Grundsätzlich geht es in Unmons Frage darum, wieso wir üben.
Wieso wir leben und vor allem: wie.

Wie stehe ich auf? Wie beantworte ich die Klänge meines Lebens, deren Echo, die Glockenschläge, die zu mir getragen werden?
Wie sieht meine eigentliche, meine ur-eigene Robe aus?
Fülle ich sie aus? Mache ich von ihr Gebrauch? Leben wir bis zur letzten Naht in ihr?
Kann sie mit mir tanzen, kann sie trösten, singen, und auch still sein?

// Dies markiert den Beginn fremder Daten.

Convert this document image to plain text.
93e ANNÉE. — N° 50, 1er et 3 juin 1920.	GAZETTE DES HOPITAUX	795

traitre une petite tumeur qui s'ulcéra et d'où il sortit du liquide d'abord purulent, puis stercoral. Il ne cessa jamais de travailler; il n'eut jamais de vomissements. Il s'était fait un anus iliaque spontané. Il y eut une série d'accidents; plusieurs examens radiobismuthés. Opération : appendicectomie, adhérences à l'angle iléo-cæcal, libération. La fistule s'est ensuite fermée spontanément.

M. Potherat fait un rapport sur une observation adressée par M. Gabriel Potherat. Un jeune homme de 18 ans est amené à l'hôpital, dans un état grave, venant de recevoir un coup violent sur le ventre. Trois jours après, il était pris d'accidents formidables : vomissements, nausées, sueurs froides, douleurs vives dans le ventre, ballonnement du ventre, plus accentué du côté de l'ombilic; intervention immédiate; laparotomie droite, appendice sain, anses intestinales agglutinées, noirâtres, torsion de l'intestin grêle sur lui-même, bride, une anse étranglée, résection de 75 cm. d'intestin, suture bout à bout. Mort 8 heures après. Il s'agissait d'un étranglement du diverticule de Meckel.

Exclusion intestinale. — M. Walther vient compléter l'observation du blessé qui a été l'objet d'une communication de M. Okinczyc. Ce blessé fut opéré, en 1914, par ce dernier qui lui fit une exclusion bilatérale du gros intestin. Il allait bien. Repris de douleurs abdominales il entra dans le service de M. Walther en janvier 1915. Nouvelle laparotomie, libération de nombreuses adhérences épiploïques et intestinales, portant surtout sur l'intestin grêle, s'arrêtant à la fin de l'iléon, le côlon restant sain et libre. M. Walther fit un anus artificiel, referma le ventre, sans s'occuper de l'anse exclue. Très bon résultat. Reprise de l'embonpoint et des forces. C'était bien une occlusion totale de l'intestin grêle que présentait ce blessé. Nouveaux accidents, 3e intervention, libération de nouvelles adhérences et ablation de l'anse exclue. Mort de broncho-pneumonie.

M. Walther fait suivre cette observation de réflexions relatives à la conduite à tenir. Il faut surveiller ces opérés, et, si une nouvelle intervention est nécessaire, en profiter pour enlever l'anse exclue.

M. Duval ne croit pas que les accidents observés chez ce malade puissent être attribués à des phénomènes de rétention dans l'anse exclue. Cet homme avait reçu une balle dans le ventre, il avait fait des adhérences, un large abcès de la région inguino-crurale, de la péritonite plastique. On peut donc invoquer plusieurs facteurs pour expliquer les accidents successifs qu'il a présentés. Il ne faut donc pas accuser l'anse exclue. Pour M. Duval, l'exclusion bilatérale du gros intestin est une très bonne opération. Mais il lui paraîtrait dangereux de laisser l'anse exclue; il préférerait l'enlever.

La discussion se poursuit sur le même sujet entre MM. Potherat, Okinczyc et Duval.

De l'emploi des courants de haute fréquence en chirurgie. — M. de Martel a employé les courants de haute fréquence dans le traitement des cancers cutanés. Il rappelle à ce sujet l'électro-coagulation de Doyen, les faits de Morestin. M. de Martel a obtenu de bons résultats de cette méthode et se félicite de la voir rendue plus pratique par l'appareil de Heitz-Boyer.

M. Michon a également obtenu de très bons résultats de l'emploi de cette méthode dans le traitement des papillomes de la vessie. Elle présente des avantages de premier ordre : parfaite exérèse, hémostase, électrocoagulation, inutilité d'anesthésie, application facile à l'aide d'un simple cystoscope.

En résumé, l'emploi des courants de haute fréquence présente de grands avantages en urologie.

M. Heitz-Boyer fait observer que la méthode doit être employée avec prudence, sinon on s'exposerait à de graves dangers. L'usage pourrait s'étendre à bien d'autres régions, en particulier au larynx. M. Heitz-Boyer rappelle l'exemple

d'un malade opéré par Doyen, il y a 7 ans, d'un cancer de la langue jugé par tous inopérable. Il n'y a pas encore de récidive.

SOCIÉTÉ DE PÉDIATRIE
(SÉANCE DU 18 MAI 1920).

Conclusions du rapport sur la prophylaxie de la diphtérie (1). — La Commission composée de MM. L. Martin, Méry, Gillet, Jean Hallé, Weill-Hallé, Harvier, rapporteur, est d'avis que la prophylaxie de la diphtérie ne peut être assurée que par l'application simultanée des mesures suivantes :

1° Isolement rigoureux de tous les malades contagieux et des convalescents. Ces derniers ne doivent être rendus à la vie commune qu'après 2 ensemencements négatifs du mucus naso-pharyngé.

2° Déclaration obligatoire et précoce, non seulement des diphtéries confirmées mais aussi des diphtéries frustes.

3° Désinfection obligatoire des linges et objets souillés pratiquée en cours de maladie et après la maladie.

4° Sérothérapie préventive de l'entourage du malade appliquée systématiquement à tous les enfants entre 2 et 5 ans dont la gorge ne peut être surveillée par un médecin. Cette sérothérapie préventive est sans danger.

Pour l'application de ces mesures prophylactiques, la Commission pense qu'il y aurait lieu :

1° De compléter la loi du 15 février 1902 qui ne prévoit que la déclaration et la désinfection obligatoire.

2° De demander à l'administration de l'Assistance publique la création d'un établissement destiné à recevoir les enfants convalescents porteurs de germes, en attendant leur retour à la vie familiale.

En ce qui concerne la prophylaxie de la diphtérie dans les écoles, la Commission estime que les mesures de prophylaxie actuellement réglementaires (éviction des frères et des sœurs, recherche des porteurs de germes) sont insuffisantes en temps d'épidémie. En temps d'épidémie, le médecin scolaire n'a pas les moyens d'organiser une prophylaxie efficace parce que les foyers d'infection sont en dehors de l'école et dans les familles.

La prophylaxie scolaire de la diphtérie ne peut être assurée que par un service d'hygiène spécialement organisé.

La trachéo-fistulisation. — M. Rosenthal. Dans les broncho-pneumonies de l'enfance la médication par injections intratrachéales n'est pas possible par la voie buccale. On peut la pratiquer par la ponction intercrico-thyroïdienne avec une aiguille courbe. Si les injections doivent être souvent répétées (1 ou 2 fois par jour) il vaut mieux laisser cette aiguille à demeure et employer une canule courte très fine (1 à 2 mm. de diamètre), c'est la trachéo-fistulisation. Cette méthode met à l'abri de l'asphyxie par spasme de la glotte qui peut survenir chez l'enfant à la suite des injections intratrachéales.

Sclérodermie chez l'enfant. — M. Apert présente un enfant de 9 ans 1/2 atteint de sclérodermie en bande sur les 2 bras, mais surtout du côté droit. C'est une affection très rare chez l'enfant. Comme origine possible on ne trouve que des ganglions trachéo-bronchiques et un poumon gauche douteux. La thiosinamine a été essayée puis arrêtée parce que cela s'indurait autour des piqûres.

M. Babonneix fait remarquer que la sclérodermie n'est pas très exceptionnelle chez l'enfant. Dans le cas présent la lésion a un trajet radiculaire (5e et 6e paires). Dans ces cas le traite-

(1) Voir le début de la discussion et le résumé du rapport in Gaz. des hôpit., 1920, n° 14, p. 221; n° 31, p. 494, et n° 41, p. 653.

Können wir uns auf einander verlassen?

Kann ich sie auch anlegen, einfach so?
Weil die Glocke ruft, mein Tag beginnt, ich noch hier bin?
Weil wir einmal die Wahl getroffen haben, sie zu tragen, den ganzen langen Weg, der uns als der einzig gesunde und richtige erschien?

Können wir sie auch vergessen, ablegen, um sie wiederzufinden in einem erzählenden Gegenüber, einer helfenden Hand, beim Betrachten einer hüpfenden Amsel oder beim Leiten einer Konferenz?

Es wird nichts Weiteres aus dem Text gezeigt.